Codemux

Browser

Embedded browser pane with screenshot-based rendering, agent automation, and viewport sync.

Browser

Codemux includes an embedded browser pane for viewing web apps, running tests, and letting AI agents interact with pages programmatically.

How It Works

The browser uses screenshot-based rendering with a 1-second refresh cycle. A Chromium instance runs in the background, captures screenshots, and streams them to the pane via WebSocket. User clicks are mapped from display coordinates to the actual viewport.

Stealth Mode

The browser launches with anti-detection flags to avoid triggering bot protection on sites like Cloudflare:

  • Removes navigator.webdriver detection
  • Spoofs user-agent to match the installed Chrome version
  • Disables automation-related Blink features and infobars
  • Disables background throttling for consistent behavior

Browser Toolbar

The toolbar at the top of every browser pane includes:

  • URL bar — Type a URL and press Enter to navigate. Bare domains auto-prefix with https://.
  • Back / Forward — Standard navigation history
  • Refresh — Reload the current page
  • Home — Reset to about:blank
  • External link — Open the current URL in your system browser

Creating a Browser Pane

  • Press Ctrl+Shift+B to create a new browser tab
  • Or click the + dropdown in the tab bar and select "Browser"
  • Or use the Shell + Browser workspace preset

Agent Automation

AI agents running in Codemux terminals can control the browser programmatically. See Browser Agent Commands for the full reference.

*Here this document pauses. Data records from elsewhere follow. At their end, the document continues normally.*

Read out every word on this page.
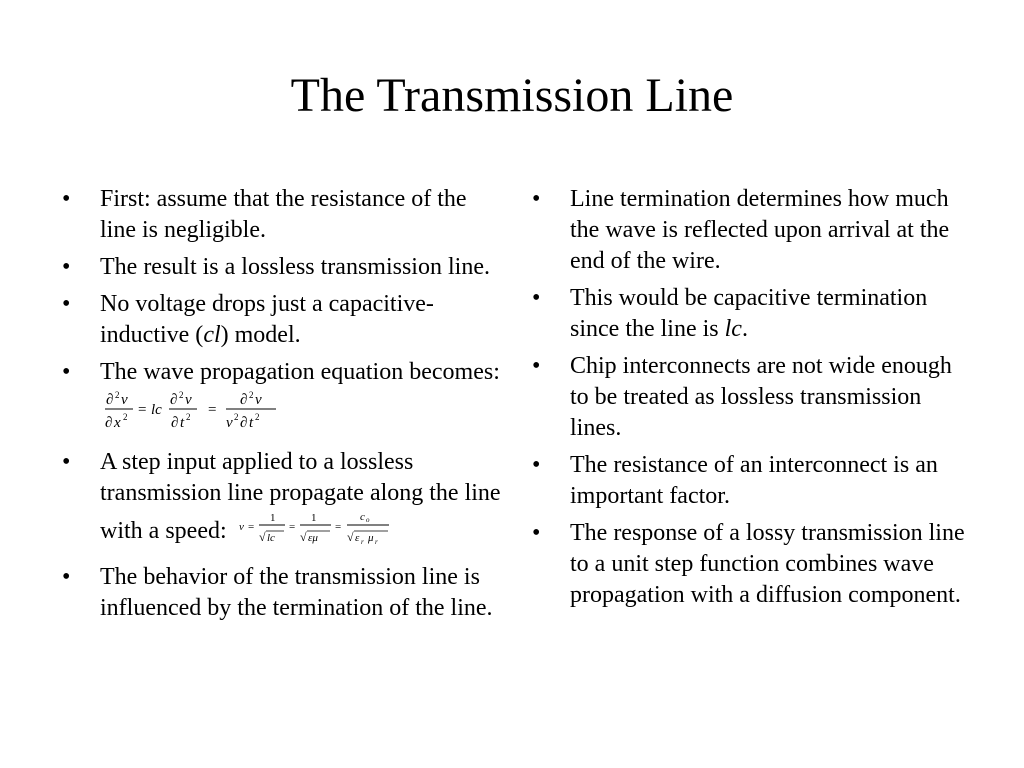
The Transmission Line
•
First: assume that the resistance of the line is negligible.
•
The result is a lossless transmission line.
•
No voltage drops just a capacitive-inductive (cl) model.
•
The wave propagation equation becomes:
∂ 2 ν
∂ x 2 = lc
∂ 2 ν
∂ t 2 =
∂ 2 ν
ν 2 ∂ t 2
•
A step input applied to a lossless transmission line propagate along the line with a speed: ν =
1
√ lc
=
1
√ εμ
=
c o
√ ε r μ r
•
The behavior of the transmission line is influenced by the termination of the line.
•
Line termination determines how much the wave is reflected upon arrival at the end of the wire.
•
This would be capacitive termination since the line is lc.
•
Chip interconnects are not wide enough to be treated as lossless transmission lines.
•
The resistance of an interconnect is an important factor.
•
The response of a lossy transmission line to a unit step function combines wave propagation with a diffusion component.
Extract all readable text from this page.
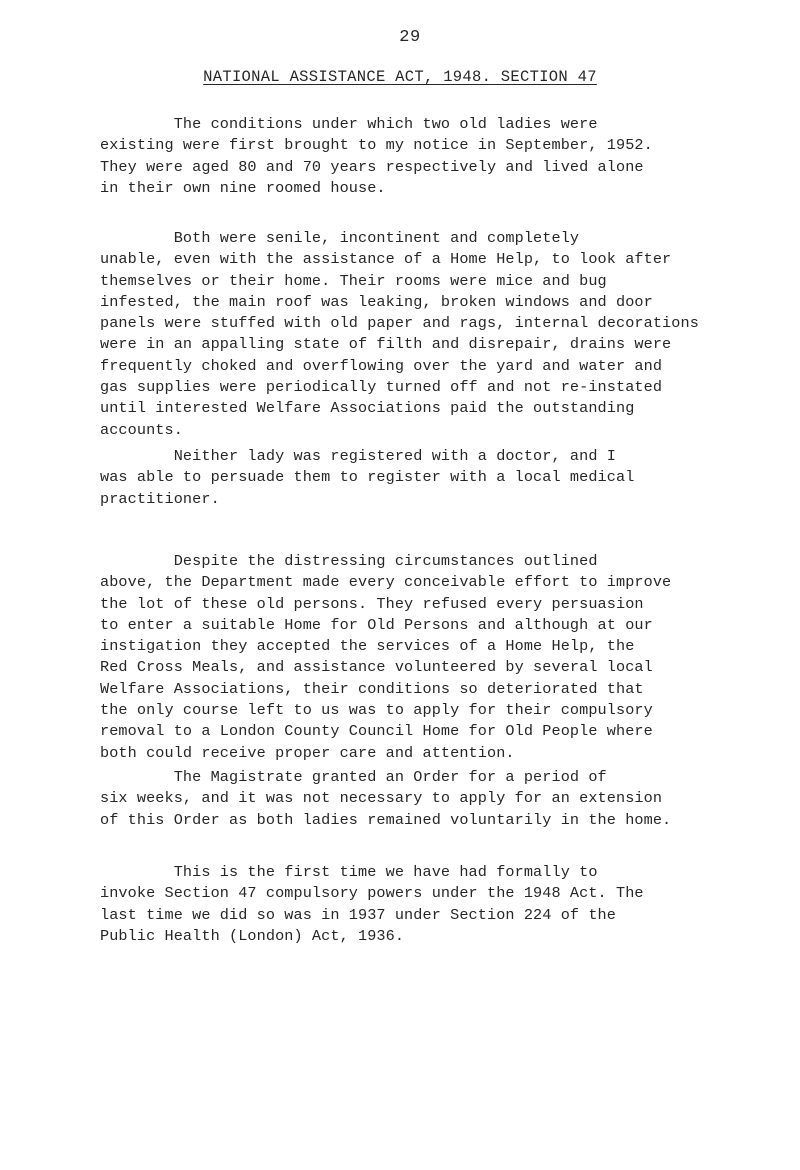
29
NATIONAL ASSISTANCE ACT, 1948. SECTION 47

The conditions under which two old ladies were
existing were first brought to my notice in September, 1952.
They were aged 80 and 70 years respectively and lived alone
in their own nine roomed house.

Both were senile, incontinent and completely
unable, even with the assistance of a Home Help, to look after
themselves or their home. Their rooms were mice and bug
infested, the main roof was leaking, broken windows and door
panels were stuffed with old paper and rags, internal decorations
were in an appalling state of filth and disrepair, drains were
frequently choked and overflowing over the yard and water and
gas supplies were periodically turned off and not re-instated
until interested Welfare Associations paid the outstanding
accounts.

Neither lady was registered with a doctor, and I
was able to persuade them to register with a local medical
practitioner.

Despite the distressing circumstances outlined
above, the Department made every conceivable effort to improve
the lot of these old persons. They refused every persuasion
to enter a suitable Home for Old Persons and although at our
instigation they accepted the services of a Home Help, the
Red Cross Meals, and assistance volunteered by several local
Welfare Associations, their conditions so deteriorated that
the only course left to us was to apply for their compulsory
removal to a London County Council Home for Old People where
both could receive proper care and attention.

The Magistrate granted an Order for a period of
six weeks, and it was not necessary to apply for an extension
of this Order as both ladies remained voluntarily in the home.

This is the first time we have had formally to
invoke Section 47 compulsory powers under the 1948 Act. The
last time we did so was in 1937 under Section 224 of the
Public Health (London) Act, 1936.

codemux browser open http://localhost:3000
codemux browser snapshot          # Get accessibility tree
codemux browser click "#submit"   # Click an element
codemux browser fill "#email" "test@example.com"
codemux browser screenshot        # Capture as base64 PNG
codemux browser console-logs      # Get console output

Viewport Sync

When the browser pane resizes, the viewport dimensions sync automatically. The rendered page adapts to the pane size.

Hybrid Input System

Browser automation uses a three-tier input architecture. Agents choose the appropriate tier based on the target:

Tier 1: Selector-based (fastest)

Standard CSS selector interaction via CDP. Best for regular web apps.

  • browser_click — Click element by CSS selector
  • browser_fill — Fill input by CSS selector

Tier 2: Coordinate-based CDP (vision-capable)

Pixel-coordinate interaction via Chrome DevTools Protocol. Works on iframes, shadow DOM, canvas, and protected form fields.

  • browser_click_at — Click at (x, y) coordinates
  • browser_type_at — Click at coordinates then type text
  • browser_scroll_at — Scroll at coordinates
  • browser_key_press — Send keyboard events
  • browser_drag — Drag from one point to another

Mouse movements use Bezier curve interpolation with randomized control points for human-like motion.

Tier 3: OS-level input (stealth)

Kernel-level input events via ydotool that are indistinguishable from real human interaction. Bypasses anti-bot detection (Cloudflare Turnstile, etc.).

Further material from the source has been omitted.